May 31, 2023

Around the Table with Cori Fleser

Three Questions with the Make Room Email Newsletter

Around the Table is a three-question interview series from the Make Room email newsletter. Each edition features a conversation with a peer in the national security community to learn about their expertise and experience in the sector.

Cori Fleser is a senior specialist at Forge Group LLC and a nonresident senior fellow at the Atlantic Council. The views expressed are those of the author and do not reflect the position of Forge Group or the Atlantic Council.

What first inspired you to pursue a career focused on women, peace, and security (WPS) policy?

Gender and security has fascinated me since college but it took me a few years to establish my WPS career within the Department of Defense (DoD)—the positions didn’t exist at the time I finished grad school in 2011. During my undergraduate and graduate school career, I focused my research on the different impacts of conflict on people based on their gender and specifically the disproportionate impact of conflict on women. I had also worked on domestic gender issues at local nonprofits in Florida and Texas during the four years between undergrad and grad school in an effort to start my career on these issues but was missing the international security connection. It wasn’t until the first time I was on the Joint Staff in 2015, that I saw a clearer path to pursue WPS as a career option within the DoD. I attended a presentation at the National Defense University by the first military gender advisor at NATO Allied Command Operations. Her brief effectively operationalized all the theory I’d learned in school with actions for defense and military institutions. She was truly working at the nexus of gender and international security—putting the theory into practice—and this was definitely an “if you can see it, you can be it” moment in my career.

What are the most pertinent issues facing WPS today?

From a national security perspective, there are three issues I’d highlight. The first is the gendered impact of kinetic military capabilities on civilian populations. This is something civil society organizations have highlighted for years, and the DoD has a real opportunity to address it as it implements its civilian harm mitigation action plan. The second is the relationship between gender and climate change–accelerated security threats. We know the effects of climate change impact people differently and are a threat to international security. I think the next step is scoping the role of defense and military institutions in addressing the gender-climate-security nexus. This scoping will be difficult given the DoD's unique authorities but it is necessary. Finally, I’d be remiss if I didn’t emphasize the important role of WPS in out-competing China and constraining Russia. WPS is a framework that links gender equality to security outcomes. Upholding WPS commitments is one key way the United States and our allies help create the international world order where democracy, human rights, and the rule of law prevail.

What advice do you have for someone who is early in their career?

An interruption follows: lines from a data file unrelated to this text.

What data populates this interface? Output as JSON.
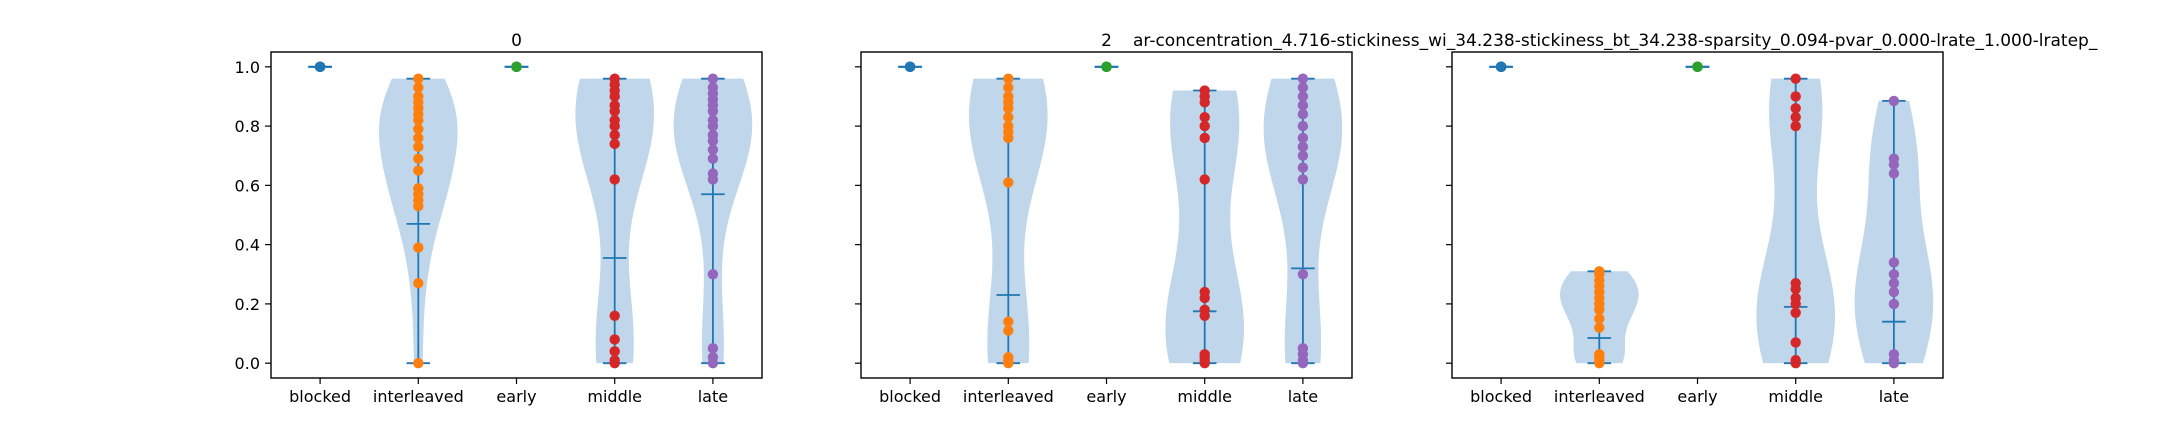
{
  "figure": {
    "suptitle": "ar-concentration_4.716-stickiness_wi_34.238-stickiness_bt_34.238-sparsity_0.094-pvar_0.000-lrate_1.000-lratep_"
  },
  "chart_data": [
    {
      "type": "violin",
      "title": "0",
      "categories": [
        "blocked",
        "interleaved",
        "early",
        "middle",
        "late"
      ],
      "ylim": [
        -0.05,
        1.05
      ],
      "yticks": [
        "0.0",
        "0.2",
        "0.4",
        "0.6",
        "0.8",
        "1.0"
      ],
      "grid": false,
      "colors": [
        "#1f77b4",
        "#ff7f0e",
        "#2ca02c",
        "#d62728",
        "#9467bd"
      ],
      "series": [
        {
          "category": "blocked",
          "min": 1.0,
          "max": 1.0,
          "mean": 1.0,
          "points": [
            1.0,
            1.0,
            1.0,
            1.0,
            1.0
          ]
        },
        {
          "category": "interleaved",
          "min": 0.0,
          "max": 0.96,
          "mean": 0.47,
          "points": [
            0.0,
            0.27,
            0.39,
            0.53,
            0.55,
            0.57,
            0.59,
            0.65,
            0.69,
            0.73,
            0.76,
            0.79,
            0.82,
            0.84,
            0.86,
            0.88,
            0.9,
            0.93,
            0.96
          ]
        },
        {
          "category": "early",
          "min": 1.0,
          "max": 1.0,
          "mean": 1.0,
          "points": [
            1.0,
            1.0,
            1.0,
            1.0,
            1.0
          ]
        },
        {
          "category": "middle",
          "min": 0.0,
          "max": 0.96,
          "mean": 0.355,
          "points": [
            0.0,
            0.01,
            0.04,
            0.08,
            0.16,
            0.62,
            0.74,
            0.77,
            0.8,
            0.82,
            0.85,
            0.87,
            0.9,
            0.92,
            0.94,
            0.96
          ]
        },
        {
          "category": "late",
          "min": 0.0,
          "max": 0.96,
          "mean": 0.57,
          "points": [
            0.0,
            0.02,
            0.05,
            0.3,
            0.62,
            0.64,
            0.69,
            0.72,
            0.75,
            0.77,
            0.8,
            0.82,
            0.85,
            0.87,
            0.89,
            0.91,
            0.93,
            0.96
          ]
        }
      ]
    },
    {
      "type": "violin",
      "title": "2",
      "categories": [
        "blocked",
        "interleaved",
        "early",
        "middle",
        "late"
      ],
      "ylim": [
        -0.05,
        1.05
      ],
      "yticks": [
        "0.0",
        "0.2",
        "0.4",
        "0.6",
        "0.8",
        "1.0"
      ],
      "grid": false,
      "colors": [
        "#1f77b4",
        "#ff7f0e",
        "#2ca02c",
        "#d62728",
        "#9467bd"
      ],
      "series": [
        {
          "category": "blocked",
          "min": 1.0,
          "max": 1.0,
          "mean": 1.0,
          "points": [
            1.0,
            1.0,
            1.0,
            1.0,
            1.0
          ]
        },
        {
          "category": "interleaved",
          "min": 0.0,
          "max": 0.96,
          "mean": 0.23,
          "points": [
            0.0,
            0.01,
            0.02,
            0.11,
            0.14,
            0.61,
            0.76,
            0.78,
            0.8,
            0.83,
            0.86,
            0.88,
            0.9,
            0.93,
            0.96
          ]
        },
        {
          "category": "early",
          "min": 1.0,
          "max": 1.0,
          "mean": 1.0,
          "points": [
            1.0,
            1.0,
            1.0,
            1.0,
            1.0
          ]
        },
        {
          "category": "middle",
          "min": 0.0,
          "max": 0.92,
          "mean": 0.175,
          "points": [
            0.0,
            0.01,
            0.02,
            0.03,
            0.16,
            0.18,
            0.22,
            0.24,
            0.62,
            0.76,
            0.8,
            0.83,
            0.88,
            0.9,
            0.92
          ]
        },
        {
          "category": "late",
          "min": 0.0,
          "max": 0.96,
          "mean": 0.32,
          "points": [
            0.0,
            0.01,
            0.03,
            0.05,
            0.3,
            0.62,
            0.66,
            0.7,
            0.73,
            0.76,
            0.8,
            0.84,
            0.87,
            0.9,
            0.93,
            0.96
          ]
        }
      ]
    },
    {
      "type": "violin",
      "title": "",
      "categories": [
        "blocked",
        "interleaved",
        "early",
        "middle",
        "late"
      ],
      "ylim": [
        -0.05,
        1.05
      ],
      "yticks": [
        "0.0",
        "0.2",
        "0.4",
        "0.6",
        "0.8",
        "1.0"
      ],
      "grid": false,
      "colors": [
        "#1f77b4",
        "#ff7f0e",
        "#2ca02c",
        "#d62728",
        "#9467bd"
      ],
      "series": [
        {
          "category": "blocked",
          "min": 1.0,
          "max": 1.0,
          "mean": 1.0,
          "points": [
            1.0,
            1.0,
            1.0,
            1.0,
            1.0
          ]
        },
        {
          "category": "interleaved",
          "min": 0.0,
          "max": 0.31,
          "mean": 0.085,
          "points": [
            0.0,
            0.01,
            0.02,
            0.03,
            0.12,
            0.15,
            0.18,
            0.2,
            0.22,
            0.24,
            0.26,
            0.28,
            0.3,
            0.31
          ]
        },
        {
          "category": "early",
          "min": 1.0,
          "max": 1.0,
          "mean": 1.0,
          "points": [
            1.0,
            1.0,
            1.0,
            1.0,
            1.0
          ]
        },
        {
          "category": "middle",
          "min": 0.0,
          "max": 0.96,
          "mean": 0.19,
          "points": [
            0.0,
            0.01,
            0.07,
            0.17,
            0.2,
            0.22,
            0.25,
            0.27,
            0.8,
            0.83,
            0.86,
            0.9,
            0.96
          ]
        },
        {
          "category": "late",
          "min": 0.0,
          "max": 0.885,
          "mean": 0.14,
          "points": [
            0.0,
            0.01,
            0.03,
            0.2,
            0.24,
            0.27,
            0.3,
            0.34,
            0.64,
            0.67,
            0.69,
            0.885
          ]
        }
      ]
    }
  ]
}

First, I'd say there is no one “right” path to be successful in your national security career. I think the national security sector is transitioning away from careers being 20 years at one organization. Many of us are making career moves between government organizations, academia, think tanks, and the private sector, for example. This means there is no linear trajectory that you should follow or a series of sequential steps that you must take in the “right” order to be successful in your career. Whether you are in grad school, an internship, or making a mid-career change, what you’re doing right now is a step in the right direction for your national security career that you will be able to draw upon in the future—even if it doesn’t feel that way right now. It is okay to not know what your full career path will look like.

Second, I'd recommend establishing work-life harmonization boundaries early on in your career that you can build upon later as your career progresses. I use the word harmonization here because work-life balance implies work and other things in your life are of equal weight and importance. For me personally, I realized this was not an accurate characterization, particularly once I had children (currently a 7-week-old and a 2-year-old). Whether its partners, friends, pets, hobbies—whatever it is that is important to you outside of your professional life—consider how you can adapt your professional life as much as you may be inclined to make your personal life adapt to the tempo of your career. Ask for flexible work arrangements, new benefits, salary increases, or changes in your portfolio, etc., to help you make room for the other priorities in your life.